Czwartek
29.01.2009
nr 029 (1278 )
ISSN 1734-6827

Myśliwskie akcesoria



Temat: ZKK600 pływająca lufa, uzytkownicy, rusznikarze

Autor: pięta  godzina: 08:52
Kolego Jurku123 a w nowszych modelach tejże broni /lata 80-te/ bączki były już na drewnie kolby i to było lepsze tyle co do tematu słynnego ZKK-600 i uwaga gdyby ktoś pytał znowu o model ZKK-601 tam było identycznie! Pozdrowienia DArz-bórPS starsze modele miały też uchylne przeźierniki nowsze ich nie miały i to tyle w tym temacie.

Autor: jurek123  godzina: 09:05
Kolego pięta .Wszystko się zgadza ,mój jest z przeziernikiem.Dopóki nie miałem kolimatora strzelałem na zbiorowych z przeziernika jako bardziej dokładnego od szczerbinki.
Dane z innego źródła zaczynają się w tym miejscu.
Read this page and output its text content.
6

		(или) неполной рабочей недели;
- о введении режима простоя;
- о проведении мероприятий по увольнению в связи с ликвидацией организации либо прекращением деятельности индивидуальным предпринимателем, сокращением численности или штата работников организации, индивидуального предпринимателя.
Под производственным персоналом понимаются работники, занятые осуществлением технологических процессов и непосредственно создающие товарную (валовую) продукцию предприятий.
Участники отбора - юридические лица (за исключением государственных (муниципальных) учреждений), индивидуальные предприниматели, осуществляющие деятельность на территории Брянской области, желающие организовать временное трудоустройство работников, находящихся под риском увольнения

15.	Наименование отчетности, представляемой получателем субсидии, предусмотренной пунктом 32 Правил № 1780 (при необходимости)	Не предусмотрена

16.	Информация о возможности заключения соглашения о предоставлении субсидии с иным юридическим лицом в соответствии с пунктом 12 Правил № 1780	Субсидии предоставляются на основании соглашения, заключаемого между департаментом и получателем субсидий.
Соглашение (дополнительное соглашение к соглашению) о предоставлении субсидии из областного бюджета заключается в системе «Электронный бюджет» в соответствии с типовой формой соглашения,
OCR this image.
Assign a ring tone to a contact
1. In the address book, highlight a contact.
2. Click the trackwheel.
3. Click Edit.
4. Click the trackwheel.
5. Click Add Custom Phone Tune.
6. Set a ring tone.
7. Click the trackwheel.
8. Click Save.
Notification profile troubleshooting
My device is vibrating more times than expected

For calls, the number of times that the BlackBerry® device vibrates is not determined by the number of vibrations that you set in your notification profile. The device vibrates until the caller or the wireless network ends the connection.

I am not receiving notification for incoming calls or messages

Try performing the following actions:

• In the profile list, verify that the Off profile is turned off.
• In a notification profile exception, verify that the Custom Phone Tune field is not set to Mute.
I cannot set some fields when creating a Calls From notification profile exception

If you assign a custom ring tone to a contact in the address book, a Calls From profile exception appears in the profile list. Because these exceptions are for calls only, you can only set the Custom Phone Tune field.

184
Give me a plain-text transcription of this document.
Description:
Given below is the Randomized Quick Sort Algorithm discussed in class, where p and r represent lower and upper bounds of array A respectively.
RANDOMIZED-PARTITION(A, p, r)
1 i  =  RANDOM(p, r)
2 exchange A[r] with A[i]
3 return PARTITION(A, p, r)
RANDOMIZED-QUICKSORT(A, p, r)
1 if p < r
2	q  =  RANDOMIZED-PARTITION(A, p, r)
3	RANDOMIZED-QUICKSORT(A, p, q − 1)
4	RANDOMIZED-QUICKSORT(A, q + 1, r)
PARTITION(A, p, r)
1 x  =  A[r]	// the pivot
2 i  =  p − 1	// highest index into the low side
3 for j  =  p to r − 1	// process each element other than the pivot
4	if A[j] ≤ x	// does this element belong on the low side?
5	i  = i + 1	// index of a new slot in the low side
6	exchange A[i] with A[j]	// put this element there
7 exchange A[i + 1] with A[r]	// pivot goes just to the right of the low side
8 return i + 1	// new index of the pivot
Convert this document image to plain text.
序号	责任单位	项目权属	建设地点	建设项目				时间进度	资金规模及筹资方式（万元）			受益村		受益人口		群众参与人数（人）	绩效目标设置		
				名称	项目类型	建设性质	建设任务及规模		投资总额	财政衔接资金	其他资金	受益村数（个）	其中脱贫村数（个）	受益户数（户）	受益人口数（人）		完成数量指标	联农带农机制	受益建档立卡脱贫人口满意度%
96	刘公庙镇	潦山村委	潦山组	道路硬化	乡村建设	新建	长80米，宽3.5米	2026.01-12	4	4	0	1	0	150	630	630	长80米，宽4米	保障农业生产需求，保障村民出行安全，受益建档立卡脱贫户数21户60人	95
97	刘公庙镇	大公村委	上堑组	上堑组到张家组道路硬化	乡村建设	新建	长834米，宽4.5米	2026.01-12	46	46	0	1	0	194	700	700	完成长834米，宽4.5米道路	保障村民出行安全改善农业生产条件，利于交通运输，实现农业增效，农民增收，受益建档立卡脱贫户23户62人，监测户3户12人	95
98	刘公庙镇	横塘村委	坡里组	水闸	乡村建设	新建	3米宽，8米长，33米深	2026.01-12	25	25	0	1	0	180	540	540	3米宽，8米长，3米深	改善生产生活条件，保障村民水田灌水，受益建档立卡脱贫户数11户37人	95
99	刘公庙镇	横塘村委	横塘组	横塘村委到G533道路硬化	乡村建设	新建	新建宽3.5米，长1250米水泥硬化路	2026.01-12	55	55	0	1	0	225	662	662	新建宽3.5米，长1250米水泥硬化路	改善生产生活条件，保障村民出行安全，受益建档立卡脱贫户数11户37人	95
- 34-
Pozdrawiam

Autor: pięta  godzina: 09:27
I dlatego kolego Jurku123 lubię z kolegą wymieniać poglądy bo kolega zawsze jak ktoś ma rację i wiedzę na jakiś temat nie neguje tego a do własnych pomyłek czy niedoprecyzowania tematu potrafi sie przyznać to rzadka już i zanikająca cecha przynajmniej na naszym łowieckim . Wielka to szkoda bo zbyt często wkrada się w nasze polemiki tu zwyczajne chamstwo,grubiaństwo a niejednokrotnie prymitywizm a to nie buduje dobrych relacji koleżeńskich.pozdrawiam serdecznie Darz-bór.

Autor: Nemrod3  godzina: 11:03
Moi mili Koledzy, posiadam Zkk-600 z 1974r jedyny remont to pochromowanie lufy i przestrzeliny układają sie w w okręgu 20mm. co do luzu między łożem a lufom zgoda. A natomiast usuwanie śruby pod szczerbinkom nie polecam gdyż konstruktor brał prawdopodobnie możliwość przy tej konstrukcji osadzenia lufy z komorą nabojową jakieś nieprzewidziane następstwa mechaniczne. Pozdrawiam.